I brought a tasting-bowl over to my official Taste-Tester, aka, Oliver. I mean, the sacrifices this man makes for me. I cry.
He loved it SO much that he no joke, finished the ENTIRE 2-servings, except for 2 small bites that I managed to grab.
Keep in the Fridge for Breakfast Tomorrow!
The recipe makes 2 servings and it’ll keep in the fridge for breakfast the next morning. Just pop it in the microwave, add a little more almond milk if you like – then add your toppings. Boom.
After deciding that this one’s a keeper, I doubled the next batch and put it in an airtight container in the fridge, for easy breakfasts (or snacks!) over the next couple of days.
½ for bfast, ½ as a snack
Just because something is generally “for breakfast,” doesn’t mean you can’t have it whenever you darn well please. The 2nd day, I actually had half for breakfast and half as a late afternoon snack – it was easy & perfect!
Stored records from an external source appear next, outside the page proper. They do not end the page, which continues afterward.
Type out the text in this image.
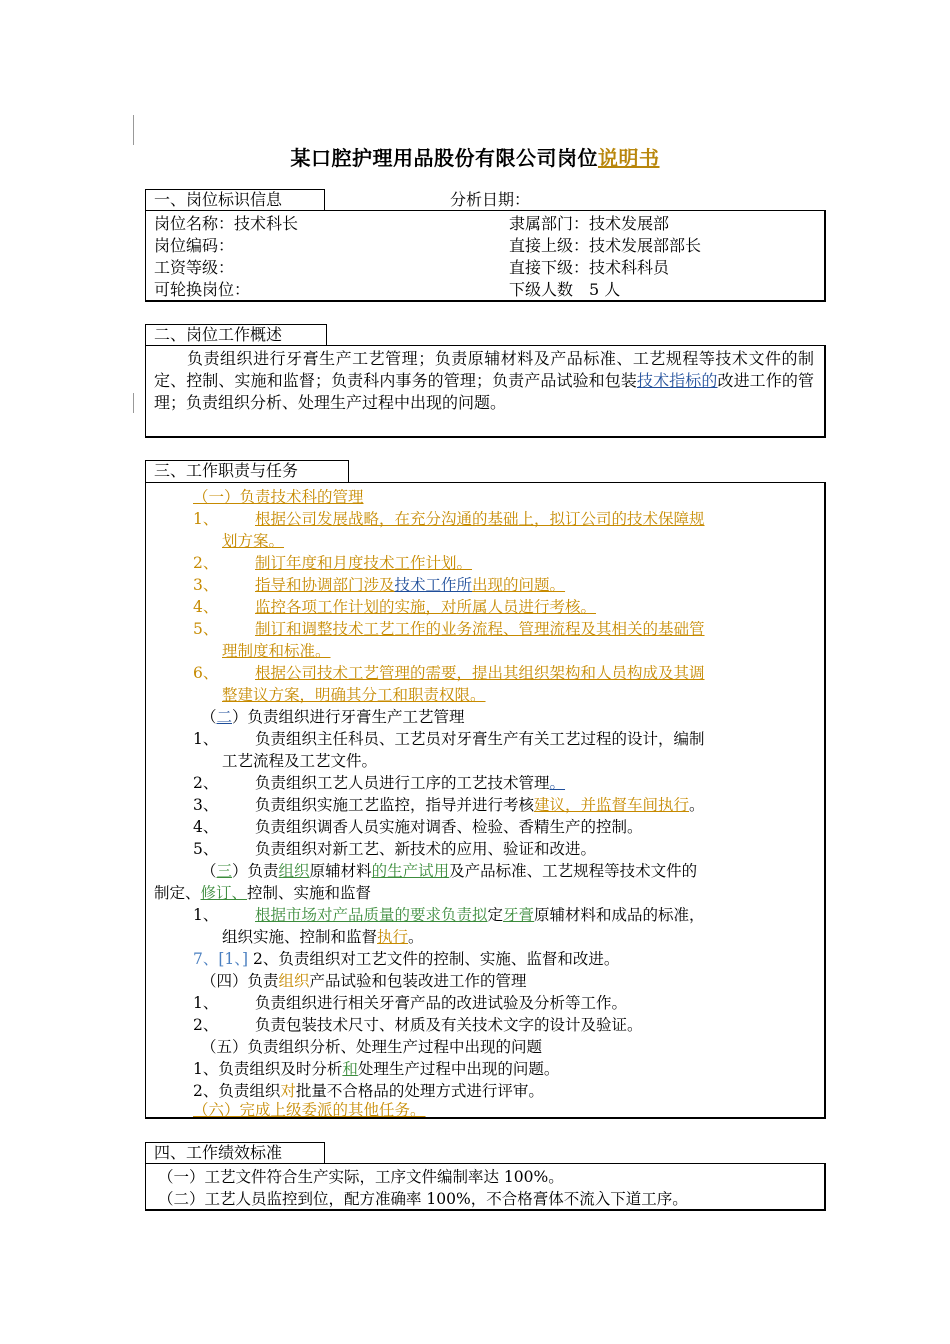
某口腔护理用品股份有限公司岗位说明书
一、岗位标识信息	分析日期：
岗位名称：技术科长
岗位编码：
工资等级：
可轮换岗位：
隶属部门：技术发展部
直接上级：技术发展部部长
直接下级：技术科科员
下级人数　5 人
二、岗位工作概述
　　负责组织进行牙膏生产工艺管理；负责原辅材料及产品标准、工艺规程等技术文件的制定、控制、实施和监督；负责科内事务的管理；负责产品试验和包装技术指标的改进工作的管理；负责组织分析、处理生产过程中出现的问题。
三、工作职责与任务
（一）负责技术科的管理
1、 根据公司发展战略，在充分沟通的基础上，拟订公司的技术保障规
划方案。
2、 制订年度和月度技术工作计划。
3、 指导和协调部门涉及技术工作所出现的问题。
4、 监控各项工作计划的实施，对所属人员进行考核。
5、 制订和调整技术工艺工作的业务流程、管理流程及其相关的基础管
理制度和标准。
6、 根据公司技术工艺管理的需要，提出其组织架构和人员构成及其调
整建议方案，明确其分工和职责权限。
（二）负责组织进行牙膏生产工艺管理
1、 负责组织主任科员、工艺员对牙膏生产有关工艺过程的设计，编制
工艺流程及工艺文件。
2、 负责组织工艺人员进行工序的工艺技术管理。
3、 负责组织实施工艺监控，指导并进行考核建议，并监督车间执行。
4、 负责组织调香人员实施对调香、检验、香精生产的控制。
5、 负责组织对新工艺、新技术的应用、验证和改进。
（三）负责组织原辅材料的生产试用及产品标准、工艺规程等技术文件的
制定、修订、控制、实施和监督
1、 根据市场对产品质量的要求负责拟定牙膏原辅材料和成品的标准，
组织实施、控制和监督执行。
7、[1、] 2、负责组织对工艺文件的控制、实施、监督和改进。
（四）负责组织产品试验和包装改进工作的管理
1、 负责组织进行相关牙膏产品的改进试验及分析等工作。
2、 负责包装技术尺寸、材质及有关技术文字的设计及验证。
（五）负责组织分析、处理生产过程中出现的问题
1、负责组织及时分析和处理生产过程中出现的问题。
2、负责组织对批量不合格品的处理方式进行评审。
（六）完成上级委派的其他任务。
四、工作绩效标准
（一）工艺文件符合生产实际，工序文件编制率达 100%。
（二）工艺人员监控到位，配方准确率 100%，不合格膏体不流入下道工序。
Pumpkin Maple-Pecan Oatmeal | PLANT-BASED
Ingredients
- 1 cup Rolled Oats, Gluten-Free
- ¼ tsp Sea Salt
- 2 tbsp Flax Seeds
- 1½ cups Vanilla Almond Milk, Unsweetened
- ½ cup Pumpkin Puree, Unsweetened & No Additives
- 2 tbsp Almond Butter, Unsweetened
- 1 tsp Vanilla Extract
- 1½ tsp Pumpkin Pie Spice
- 2 tbsp No-Sugar Maple Syrup
- 2-3 Medjool Dates, Chopped
Toppings
- Non-Dairy Yogurt
- Banana Slices
- Chopped Pecans
Instructions
- In a medium saucepan, bring Almond Milk to a light boil. Stir in Oats & Flax Seed.
- Reduce heat and continue stirring until Oats are tender but not mushy. Usually 3-5 minutes.
- Remove from heat. Stir in Vanilla, Pumpkin Puree, Pumpkin Pie Spice, Maple Syrup, Almond Butter & Chopped Dates until all incorporated and heated through.
- Plate! Divide equally between 2 bowls & top with a dollop of plain Coconut Milk (or any non-dairy) Yogurt, Banana Slices and Chopped Pecans. Add a little more Almond Milk if you like.